I am not sure if state changed by ambari-api ? If so, How can I track/check the same.
Thanks in advance.
Harshal
Created 03-10-2016 09:46 AM
Can you confirm ambari agent is up?
Created 03-11-2016 05:20 AM
Hi @Artem Ervits ambari agent is up and running.
Also getting above error at restart for each ambari component
On host localhost.localdomain role HIVE_METASTORE in invalid state. Invalid transition. Invalid event: HOST_SVCCOMP_OP_IN_PROGRESS at UNKNOWN
Created 03-10-2016 09:50 AM
An Ambari managed cluster should be stopped gracefully just like an oracle database you . A reboot is the equivalent of shutdown abort in Oracle.When you reboot your cluster its advisable to start the components manually in the order Ambari server,HDFS,YARN
Otherwise have a look at this link
Created 03-11-2016 05:25 AM
Hi @Geoffrey Shelton Okot, I have reboot it after the issue. cluster was already down.
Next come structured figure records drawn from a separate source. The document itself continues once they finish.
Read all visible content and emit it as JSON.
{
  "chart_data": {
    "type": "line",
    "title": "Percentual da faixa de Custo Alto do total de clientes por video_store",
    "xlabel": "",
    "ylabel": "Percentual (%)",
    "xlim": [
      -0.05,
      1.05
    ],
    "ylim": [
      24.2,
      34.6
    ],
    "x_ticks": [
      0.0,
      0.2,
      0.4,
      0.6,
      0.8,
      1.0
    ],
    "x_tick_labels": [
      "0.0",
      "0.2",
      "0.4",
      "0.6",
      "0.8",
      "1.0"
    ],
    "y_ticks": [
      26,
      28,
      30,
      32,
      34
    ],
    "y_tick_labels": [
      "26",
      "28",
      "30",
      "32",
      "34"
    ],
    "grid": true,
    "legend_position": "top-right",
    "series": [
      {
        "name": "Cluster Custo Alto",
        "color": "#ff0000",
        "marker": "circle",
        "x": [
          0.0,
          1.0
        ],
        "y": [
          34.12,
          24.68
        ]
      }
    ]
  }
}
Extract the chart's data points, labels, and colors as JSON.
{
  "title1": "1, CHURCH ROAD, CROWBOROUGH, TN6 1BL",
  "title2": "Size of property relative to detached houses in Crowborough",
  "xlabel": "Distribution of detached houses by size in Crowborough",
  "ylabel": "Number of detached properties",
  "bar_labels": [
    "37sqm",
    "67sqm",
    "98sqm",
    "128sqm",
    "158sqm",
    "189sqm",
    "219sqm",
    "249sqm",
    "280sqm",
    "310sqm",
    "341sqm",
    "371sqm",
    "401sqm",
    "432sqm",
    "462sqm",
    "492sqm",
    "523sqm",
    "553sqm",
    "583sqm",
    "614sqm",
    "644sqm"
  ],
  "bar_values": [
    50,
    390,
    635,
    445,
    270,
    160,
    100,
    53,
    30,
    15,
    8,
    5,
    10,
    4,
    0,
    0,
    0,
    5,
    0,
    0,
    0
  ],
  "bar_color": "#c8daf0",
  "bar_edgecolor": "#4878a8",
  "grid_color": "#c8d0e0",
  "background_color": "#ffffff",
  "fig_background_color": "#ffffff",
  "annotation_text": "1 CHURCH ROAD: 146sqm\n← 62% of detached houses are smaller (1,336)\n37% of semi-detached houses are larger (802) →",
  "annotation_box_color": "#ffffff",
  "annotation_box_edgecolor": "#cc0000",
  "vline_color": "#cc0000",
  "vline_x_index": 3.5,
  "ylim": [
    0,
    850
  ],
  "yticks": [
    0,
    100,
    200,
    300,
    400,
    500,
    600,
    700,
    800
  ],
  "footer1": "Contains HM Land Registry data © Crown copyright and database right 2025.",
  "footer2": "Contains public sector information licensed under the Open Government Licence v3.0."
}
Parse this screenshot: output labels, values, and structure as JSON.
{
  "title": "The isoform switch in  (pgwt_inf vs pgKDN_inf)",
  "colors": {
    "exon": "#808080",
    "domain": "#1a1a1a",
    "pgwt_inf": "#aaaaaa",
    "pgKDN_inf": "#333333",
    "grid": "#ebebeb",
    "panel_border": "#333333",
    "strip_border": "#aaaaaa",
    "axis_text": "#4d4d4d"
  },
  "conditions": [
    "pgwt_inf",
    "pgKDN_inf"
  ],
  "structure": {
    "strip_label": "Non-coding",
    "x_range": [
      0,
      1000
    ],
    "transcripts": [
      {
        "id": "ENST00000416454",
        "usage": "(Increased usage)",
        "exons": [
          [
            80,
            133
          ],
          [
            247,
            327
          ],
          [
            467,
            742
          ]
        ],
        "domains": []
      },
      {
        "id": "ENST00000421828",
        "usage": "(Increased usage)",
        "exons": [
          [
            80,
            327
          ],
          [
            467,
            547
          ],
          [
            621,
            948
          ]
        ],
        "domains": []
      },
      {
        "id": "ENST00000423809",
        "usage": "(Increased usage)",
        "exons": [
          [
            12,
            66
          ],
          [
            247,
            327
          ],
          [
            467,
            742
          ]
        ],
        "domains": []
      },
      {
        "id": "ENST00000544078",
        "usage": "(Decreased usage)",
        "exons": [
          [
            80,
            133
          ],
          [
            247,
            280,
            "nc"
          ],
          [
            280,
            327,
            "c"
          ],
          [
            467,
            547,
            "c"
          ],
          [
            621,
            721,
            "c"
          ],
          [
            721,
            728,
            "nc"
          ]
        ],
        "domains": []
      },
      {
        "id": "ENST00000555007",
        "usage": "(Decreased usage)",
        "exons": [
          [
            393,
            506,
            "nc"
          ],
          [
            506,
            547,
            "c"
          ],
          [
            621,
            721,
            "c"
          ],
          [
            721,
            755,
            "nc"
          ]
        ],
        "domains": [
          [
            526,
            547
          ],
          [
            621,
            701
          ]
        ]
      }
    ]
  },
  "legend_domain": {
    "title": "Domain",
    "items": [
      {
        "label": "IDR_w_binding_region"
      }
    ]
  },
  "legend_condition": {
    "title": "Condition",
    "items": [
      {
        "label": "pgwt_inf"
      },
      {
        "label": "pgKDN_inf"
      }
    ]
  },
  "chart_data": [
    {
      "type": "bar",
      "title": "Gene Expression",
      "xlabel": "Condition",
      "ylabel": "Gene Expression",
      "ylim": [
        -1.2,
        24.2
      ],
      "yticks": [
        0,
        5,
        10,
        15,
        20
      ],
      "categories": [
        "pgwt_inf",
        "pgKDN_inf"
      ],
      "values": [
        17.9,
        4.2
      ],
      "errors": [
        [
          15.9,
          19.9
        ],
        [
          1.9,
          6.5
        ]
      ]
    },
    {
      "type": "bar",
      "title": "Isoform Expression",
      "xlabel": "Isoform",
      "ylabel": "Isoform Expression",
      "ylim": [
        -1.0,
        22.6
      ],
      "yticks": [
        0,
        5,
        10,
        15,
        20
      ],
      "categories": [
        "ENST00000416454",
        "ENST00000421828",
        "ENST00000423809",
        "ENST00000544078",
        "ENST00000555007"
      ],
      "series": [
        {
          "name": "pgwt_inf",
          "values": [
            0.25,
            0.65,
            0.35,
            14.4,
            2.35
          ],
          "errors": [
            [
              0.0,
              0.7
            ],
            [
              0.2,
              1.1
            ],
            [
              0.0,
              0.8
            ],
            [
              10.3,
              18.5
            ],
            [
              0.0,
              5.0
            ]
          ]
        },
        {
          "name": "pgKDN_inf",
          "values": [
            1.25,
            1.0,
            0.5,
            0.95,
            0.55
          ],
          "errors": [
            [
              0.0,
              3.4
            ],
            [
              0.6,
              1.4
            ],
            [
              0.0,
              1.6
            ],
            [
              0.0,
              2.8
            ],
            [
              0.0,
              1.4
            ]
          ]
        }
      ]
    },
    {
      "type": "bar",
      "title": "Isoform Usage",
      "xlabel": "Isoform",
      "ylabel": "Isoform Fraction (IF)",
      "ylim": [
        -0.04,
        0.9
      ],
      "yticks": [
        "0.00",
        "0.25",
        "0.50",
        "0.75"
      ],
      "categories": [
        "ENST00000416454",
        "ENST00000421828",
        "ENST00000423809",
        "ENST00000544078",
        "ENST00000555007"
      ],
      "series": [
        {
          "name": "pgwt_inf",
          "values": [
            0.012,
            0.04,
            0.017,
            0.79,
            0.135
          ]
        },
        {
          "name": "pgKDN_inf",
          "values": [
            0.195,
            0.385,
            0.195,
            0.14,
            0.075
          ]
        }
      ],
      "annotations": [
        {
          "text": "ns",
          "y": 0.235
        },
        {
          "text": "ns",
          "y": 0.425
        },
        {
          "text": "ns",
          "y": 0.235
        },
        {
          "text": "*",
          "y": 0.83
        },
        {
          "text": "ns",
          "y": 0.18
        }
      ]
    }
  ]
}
On host localhost.localdomain role HIVE_METASTORE in invalid state. Invalid transition. Invalid event: HOST_SVCCOMP_OP_IN_PROGRESS at UNKNOWN
also getting above error for all componant
Created 03-10-2016 04:06 PM
How many nodes are in the cluster? Is it a sandbox? Please check if the ambari-agent is indeed coming up. Compare /var/run/ambari-agent/ambari-agent.pid with the process running. Take a look at this article.
Created 03-11-2016 05:23 AM
Hi @vpoornalingam agent is up and running also matching PID. Cluster is single node cluster
I am also getting for all component
On host localhost.localdomain role HIVE_METASTORE in invalid state. Invalid transition. Invalid event: HOST_SVCCOMP_OP_IN_PROGRESS at UNKNOWN
Created 03-11-2016 08:21 AM
For the Host-config-is-in-invalid-state. Please have a look at this post great API's for changing the state of a service component Link
Created 05-12-2016 08:24 AM
It seems that ambari-server has lost connection with ambari-agent somehow.
Try these steps :
1. Stop ambari-server
2. Stop ambari-agent service on all nodes
3. Start ambari-agent service on all nodes
4. Start ambari-server server
View logs of ambari-server and ambari-agent and see if it throws any error other than component in UNKOWN State.
Created 05-12-2016 08:28 AM
Hi Harshal,Were you able to fix this?Am facing same issue.